Judge Grine has also worked in the academic setting. For ten years, she was the Defender Educator at the UNC School of Government, specializing in criminal law and procedure and how issues of racial and ethnic bias may affect criminal proceedings. She received the Albert and Gladys Hall Coates Teaching Excellence Award from the School in 2012, and the Margaret Taylor Writing Award in 2015 for her work on Raising issues of Race in North Carolina Criminal Cases. She taught courses for attorneys, judges, and magistrates, and authored publications on legal issues to assist them in carrying out the work of the courts.
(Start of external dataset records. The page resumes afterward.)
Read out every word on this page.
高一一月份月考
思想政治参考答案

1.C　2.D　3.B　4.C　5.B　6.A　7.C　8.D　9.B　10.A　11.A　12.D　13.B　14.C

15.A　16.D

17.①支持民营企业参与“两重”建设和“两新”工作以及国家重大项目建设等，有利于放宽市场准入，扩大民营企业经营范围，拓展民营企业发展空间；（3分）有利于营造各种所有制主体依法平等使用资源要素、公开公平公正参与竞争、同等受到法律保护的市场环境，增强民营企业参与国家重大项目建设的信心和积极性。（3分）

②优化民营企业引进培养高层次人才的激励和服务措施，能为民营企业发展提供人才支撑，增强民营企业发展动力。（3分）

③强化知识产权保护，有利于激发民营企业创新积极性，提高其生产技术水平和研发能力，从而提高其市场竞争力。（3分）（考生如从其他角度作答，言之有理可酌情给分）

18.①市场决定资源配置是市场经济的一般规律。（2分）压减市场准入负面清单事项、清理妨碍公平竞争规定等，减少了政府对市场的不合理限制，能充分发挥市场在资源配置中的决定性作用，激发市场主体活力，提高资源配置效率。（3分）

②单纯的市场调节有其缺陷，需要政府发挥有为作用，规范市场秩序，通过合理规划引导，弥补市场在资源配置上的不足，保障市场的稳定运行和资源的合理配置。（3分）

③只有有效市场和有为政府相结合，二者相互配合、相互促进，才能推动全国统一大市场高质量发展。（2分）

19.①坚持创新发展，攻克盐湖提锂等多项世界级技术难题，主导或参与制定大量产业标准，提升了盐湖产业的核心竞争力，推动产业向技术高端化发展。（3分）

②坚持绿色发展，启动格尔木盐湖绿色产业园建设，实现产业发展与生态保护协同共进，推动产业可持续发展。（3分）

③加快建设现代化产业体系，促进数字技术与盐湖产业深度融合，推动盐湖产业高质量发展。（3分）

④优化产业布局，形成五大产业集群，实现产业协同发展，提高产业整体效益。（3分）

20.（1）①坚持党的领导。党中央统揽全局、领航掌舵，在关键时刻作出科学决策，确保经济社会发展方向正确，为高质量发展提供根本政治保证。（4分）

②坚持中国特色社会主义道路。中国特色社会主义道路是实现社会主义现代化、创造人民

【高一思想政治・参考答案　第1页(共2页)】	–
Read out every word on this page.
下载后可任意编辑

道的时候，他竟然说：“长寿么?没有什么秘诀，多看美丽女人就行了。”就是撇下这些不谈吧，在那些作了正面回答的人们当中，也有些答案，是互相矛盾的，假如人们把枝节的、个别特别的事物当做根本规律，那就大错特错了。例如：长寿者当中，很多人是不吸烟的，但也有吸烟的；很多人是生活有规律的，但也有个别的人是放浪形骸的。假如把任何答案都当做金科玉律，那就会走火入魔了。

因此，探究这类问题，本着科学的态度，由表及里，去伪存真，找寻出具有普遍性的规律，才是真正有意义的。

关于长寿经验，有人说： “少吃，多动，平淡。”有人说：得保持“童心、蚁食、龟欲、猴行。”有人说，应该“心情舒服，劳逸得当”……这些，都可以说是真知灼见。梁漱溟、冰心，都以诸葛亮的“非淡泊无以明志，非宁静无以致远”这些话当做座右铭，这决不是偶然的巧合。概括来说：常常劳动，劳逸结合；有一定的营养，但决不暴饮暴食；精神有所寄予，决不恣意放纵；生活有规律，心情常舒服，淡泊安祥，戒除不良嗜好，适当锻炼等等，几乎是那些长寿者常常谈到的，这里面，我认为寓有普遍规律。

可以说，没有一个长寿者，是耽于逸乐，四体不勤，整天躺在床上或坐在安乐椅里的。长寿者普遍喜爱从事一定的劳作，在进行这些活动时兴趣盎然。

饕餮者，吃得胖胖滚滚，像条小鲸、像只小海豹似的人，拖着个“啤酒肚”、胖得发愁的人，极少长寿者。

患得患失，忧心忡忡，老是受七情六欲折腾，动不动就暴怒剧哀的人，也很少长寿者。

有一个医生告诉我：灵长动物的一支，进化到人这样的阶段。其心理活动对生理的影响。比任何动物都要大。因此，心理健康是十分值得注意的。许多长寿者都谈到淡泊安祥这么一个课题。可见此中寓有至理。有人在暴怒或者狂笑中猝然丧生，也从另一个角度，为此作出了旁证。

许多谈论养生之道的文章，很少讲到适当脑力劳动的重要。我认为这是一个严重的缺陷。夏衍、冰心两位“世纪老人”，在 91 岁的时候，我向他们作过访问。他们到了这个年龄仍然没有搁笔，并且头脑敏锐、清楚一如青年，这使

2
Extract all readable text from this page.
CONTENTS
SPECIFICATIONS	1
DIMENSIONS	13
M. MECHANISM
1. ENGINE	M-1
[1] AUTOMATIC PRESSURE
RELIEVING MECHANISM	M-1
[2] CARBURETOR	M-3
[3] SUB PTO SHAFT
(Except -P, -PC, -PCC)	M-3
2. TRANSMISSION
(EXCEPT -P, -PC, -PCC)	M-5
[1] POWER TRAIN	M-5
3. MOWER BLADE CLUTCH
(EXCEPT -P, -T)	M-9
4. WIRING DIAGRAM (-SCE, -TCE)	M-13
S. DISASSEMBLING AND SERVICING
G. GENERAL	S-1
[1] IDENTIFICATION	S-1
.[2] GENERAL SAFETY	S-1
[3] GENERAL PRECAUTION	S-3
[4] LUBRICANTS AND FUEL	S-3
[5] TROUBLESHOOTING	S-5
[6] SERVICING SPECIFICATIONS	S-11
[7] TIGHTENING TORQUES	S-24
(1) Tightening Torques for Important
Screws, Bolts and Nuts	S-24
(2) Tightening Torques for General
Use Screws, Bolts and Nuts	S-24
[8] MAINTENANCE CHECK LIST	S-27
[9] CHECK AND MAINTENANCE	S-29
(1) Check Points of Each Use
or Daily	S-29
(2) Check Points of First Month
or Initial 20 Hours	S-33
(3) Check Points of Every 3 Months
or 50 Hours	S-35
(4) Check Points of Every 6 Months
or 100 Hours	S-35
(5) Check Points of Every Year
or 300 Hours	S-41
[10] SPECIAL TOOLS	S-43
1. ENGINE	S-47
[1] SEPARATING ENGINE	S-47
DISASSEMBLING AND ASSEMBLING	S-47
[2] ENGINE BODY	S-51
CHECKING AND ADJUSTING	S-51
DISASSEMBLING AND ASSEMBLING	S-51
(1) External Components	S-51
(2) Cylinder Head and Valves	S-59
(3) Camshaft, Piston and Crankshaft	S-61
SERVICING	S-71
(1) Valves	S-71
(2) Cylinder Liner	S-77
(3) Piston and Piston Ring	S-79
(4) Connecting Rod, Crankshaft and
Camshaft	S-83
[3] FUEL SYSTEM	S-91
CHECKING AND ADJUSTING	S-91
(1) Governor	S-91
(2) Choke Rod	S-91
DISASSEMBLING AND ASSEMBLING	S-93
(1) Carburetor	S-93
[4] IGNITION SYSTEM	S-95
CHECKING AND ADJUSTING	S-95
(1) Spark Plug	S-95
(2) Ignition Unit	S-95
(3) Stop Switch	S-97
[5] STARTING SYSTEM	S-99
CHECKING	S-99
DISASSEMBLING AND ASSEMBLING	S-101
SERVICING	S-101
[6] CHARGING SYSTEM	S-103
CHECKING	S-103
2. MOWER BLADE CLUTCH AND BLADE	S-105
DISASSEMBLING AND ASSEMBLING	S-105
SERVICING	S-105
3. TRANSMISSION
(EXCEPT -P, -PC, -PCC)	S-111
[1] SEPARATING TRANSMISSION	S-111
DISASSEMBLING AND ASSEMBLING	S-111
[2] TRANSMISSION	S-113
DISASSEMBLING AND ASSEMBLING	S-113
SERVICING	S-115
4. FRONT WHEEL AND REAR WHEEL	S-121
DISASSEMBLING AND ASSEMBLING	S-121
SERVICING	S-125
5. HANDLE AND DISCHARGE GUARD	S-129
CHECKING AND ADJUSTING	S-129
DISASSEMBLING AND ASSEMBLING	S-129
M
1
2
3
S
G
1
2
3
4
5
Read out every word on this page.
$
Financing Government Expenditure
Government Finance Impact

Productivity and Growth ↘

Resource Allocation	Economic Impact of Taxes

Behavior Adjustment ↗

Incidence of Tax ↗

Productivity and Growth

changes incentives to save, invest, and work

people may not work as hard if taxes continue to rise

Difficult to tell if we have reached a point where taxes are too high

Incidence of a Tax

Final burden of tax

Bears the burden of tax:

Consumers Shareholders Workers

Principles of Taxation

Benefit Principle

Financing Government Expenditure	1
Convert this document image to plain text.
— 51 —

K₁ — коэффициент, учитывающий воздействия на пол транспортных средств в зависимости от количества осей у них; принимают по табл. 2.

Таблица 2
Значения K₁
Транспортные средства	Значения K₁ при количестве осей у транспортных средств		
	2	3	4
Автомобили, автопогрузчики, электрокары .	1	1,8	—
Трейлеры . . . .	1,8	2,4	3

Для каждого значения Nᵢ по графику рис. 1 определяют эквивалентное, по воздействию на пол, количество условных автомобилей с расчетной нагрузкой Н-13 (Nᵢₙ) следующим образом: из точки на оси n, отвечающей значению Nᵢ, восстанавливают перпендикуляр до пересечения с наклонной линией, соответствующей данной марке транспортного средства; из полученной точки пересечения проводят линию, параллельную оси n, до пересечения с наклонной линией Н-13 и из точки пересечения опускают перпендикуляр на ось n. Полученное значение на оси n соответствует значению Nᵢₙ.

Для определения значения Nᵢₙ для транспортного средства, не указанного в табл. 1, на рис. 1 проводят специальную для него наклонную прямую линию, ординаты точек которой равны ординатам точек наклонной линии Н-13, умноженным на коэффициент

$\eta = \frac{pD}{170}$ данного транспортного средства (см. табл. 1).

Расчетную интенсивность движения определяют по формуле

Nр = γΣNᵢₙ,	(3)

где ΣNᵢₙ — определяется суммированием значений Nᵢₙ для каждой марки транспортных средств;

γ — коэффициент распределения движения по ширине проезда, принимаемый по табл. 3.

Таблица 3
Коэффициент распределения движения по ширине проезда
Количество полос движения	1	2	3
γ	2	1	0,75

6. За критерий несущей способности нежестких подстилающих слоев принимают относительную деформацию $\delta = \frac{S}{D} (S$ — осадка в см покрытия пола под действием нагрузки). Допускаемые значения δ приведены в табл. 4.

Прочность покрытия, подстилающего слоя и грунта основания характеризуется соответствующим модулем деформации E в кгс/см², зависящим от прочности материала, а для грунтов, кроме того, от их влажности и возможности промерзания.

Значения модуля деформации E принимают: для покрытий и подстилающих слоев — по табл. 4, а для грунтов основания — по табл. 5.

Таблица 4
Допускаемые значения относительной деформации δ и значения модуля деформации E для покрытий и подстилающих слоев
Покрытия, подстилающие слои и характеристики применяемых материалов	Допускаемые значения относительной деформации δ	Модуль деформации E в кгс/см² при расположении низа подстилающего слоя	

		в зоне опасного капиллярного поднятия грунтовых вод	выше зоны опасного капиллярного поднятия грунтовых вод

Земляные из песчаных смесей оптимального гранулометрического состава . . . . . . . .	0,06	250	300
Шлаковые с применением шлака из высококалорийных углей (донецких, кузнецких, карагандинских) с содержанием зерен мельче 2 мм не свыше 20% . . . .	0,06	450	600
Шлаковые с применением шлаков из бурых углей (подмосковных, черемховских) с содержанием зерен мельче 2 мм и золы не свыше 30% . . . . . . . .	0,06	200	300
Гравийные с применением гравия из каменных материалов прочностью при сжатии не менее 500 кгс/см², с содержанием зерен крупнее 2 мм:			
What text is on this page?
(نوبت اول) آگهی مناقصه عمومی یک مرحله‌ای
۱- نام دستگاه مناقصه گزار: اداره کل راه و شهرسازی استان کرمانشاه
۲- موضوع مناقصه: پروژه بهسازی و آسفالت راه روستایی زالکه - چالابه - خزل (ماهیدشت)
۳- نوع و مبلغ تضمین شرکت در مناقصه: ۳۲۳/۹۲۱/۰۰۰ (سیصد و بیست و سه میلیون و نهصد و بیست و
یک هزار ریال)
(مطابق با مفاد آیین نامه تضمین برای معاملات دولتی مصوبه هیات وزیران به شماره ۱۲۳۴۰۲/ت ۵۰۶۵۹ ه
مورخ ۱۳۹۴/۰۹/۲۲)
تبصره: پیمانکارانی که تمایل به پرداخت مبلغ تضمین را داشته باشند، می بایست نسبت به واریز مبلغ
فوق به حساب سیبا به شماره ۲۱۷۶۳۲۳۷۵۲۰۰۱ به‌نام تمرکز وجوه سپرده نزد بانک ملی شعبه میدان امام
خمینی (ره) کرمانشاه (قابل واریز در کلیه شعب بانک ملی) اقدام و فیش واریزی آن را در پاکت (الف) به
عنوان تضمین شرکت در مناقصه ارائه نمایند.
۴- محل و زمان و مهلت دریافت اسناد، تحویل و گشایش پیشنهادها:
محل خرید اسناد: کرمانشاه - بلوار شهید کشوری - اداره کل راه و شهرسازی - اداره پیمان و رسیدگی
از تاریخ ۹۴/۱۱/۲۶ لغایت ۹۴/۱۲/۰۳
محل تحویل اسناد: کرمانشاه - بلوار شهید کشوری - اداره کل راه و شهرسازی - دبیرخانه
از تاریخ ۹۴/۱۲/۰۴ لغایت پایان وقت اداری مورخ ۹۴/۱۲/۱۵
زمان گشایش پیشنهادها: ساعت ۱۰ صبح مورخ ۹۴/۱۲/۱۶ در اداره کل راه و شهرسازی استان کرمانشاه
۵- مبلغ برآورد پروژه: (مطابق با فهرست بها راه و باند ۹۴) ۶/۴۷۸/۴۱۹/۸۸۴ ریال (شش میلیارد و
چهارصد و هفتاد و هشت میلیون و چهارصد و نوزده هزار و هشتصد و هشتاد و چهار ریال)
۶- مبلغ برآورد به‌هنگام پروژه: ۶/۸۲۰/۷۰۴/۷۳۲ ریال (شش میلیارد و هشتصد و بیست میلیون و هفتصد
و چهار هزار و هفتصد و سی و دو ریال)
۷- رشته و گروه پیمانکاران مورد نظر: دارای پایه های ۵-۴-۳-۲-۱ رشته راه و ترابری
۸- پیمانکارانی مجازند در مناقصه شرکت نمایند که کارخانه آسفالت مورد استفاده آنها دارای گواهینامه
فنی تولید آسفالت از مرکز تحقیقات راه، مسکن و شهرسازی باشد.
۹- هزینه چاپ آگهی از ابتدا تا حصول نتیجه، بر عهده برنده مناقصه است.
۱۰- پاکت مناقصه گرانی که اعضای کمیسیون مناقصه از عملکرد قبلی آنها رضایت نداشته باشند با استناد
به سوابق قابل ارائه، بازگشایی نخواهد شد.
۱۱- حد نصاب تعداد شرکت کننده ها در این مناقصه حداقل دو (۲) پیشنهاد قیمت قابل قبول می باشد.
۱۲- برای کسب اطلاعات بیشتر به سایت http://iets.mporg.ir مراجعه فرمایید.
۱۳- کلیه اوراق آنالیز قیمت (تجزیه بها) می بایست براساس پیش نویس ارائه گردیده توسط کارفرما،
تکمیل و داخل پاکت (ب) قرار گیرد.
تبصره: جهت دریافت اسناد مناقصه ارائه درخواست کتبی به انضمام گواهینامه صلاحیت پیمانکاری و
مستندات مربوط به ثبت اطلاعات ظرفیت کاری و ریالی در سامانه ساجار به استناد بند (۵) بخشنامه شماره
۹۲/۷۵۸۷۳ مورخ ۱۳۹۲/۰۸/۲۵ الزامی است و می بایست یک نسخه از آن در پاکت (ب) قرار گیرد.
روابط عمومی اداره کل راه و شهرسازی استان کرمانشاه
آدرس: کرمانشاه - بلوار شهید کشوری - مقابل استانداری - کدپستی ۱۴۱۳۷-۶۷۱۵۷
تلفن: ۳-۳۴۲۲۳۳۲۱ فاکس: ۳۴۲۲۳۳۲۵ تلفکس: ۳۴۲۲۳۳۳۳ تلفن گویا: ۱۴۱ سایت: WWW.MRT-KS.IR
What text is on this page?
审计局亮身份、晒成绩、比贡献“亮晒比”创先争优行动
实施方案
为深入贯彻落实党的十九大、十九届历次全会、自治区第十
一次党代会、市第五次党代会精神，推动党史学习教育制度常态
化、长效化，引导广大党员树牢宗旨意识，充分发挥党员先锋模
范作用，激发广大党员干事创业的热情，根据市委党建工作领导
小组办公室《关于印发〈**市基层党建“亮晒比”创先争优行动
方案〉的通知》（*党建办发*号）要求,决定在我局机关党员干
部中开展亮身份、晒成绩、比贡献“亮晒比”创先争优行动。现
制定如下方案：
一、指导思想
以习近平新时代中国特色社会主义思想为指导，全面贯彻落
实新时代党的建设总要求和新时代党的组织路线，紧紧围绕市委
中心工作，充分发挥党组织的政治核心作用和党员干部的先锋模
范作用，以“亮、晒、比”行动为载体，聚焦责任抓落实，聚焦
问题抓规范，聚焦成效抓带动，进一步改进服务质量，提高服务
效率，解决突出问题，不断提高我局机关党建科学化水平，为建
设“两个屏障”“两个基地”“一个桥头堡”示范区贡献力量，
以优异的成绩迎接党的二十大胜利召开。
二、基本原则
In 2016, the North Carolina Public Defender Committee on Racial Equity presented her with the James E. Williams, Jr. award for “dedication and tireless efforts in fighting for racial equity in the North Carolina criminal justice system.” She also served as an Assistant Professor at North Carolina Central University School of Law, where she taught writing courses such as Appellate Advocacy, and created a new course on Wrongful Convictions.
Judge Grine earned a Bachelor of Arts with distinction and a Juris Doctor degree with honors from UNC Chapel Hill, as well as a Masters degree in Spanish from the University of Virginia. In law school, she was the recipient of the Alan Berman Scholarship for demonstrated commitment to the advancement of civil rights. In 2011, she was selected as a William C. Friday Fellow for Human Relations and completed a two-year fellowship in engaging across differences such as race, class, and religion.
Presented with an award for “dedication and tireless efforts in fighting for racial equity in the North Carolina criminal justice system.”
Judge Grine was born and raised in Wilson, North Carolina, and currently lives in Chapel Hill with her wife, Karen Stegman, who serves on the Chapel Hill Town Council, and two children, Hazel and Wyatt, who attend Chapel Hill schools. Since 1996, she has been a member of the Community Church of Chapel Hill, where she has served as a board member and a High School Youth Group Leader.
Judge Grine is a member of professional organizations including the Task Force on Racial Disparities in the Criminal Justice System for District 15B (appointed 2015), the North Carolina Association of Women Attorneys, and Equality NC. In her spare time, you might find her hiking with her brother, training rescue dogs, cheering on the sidelines of her son’s soccer game or her daughter’s Science Olympiad event, or attending community events with Karen.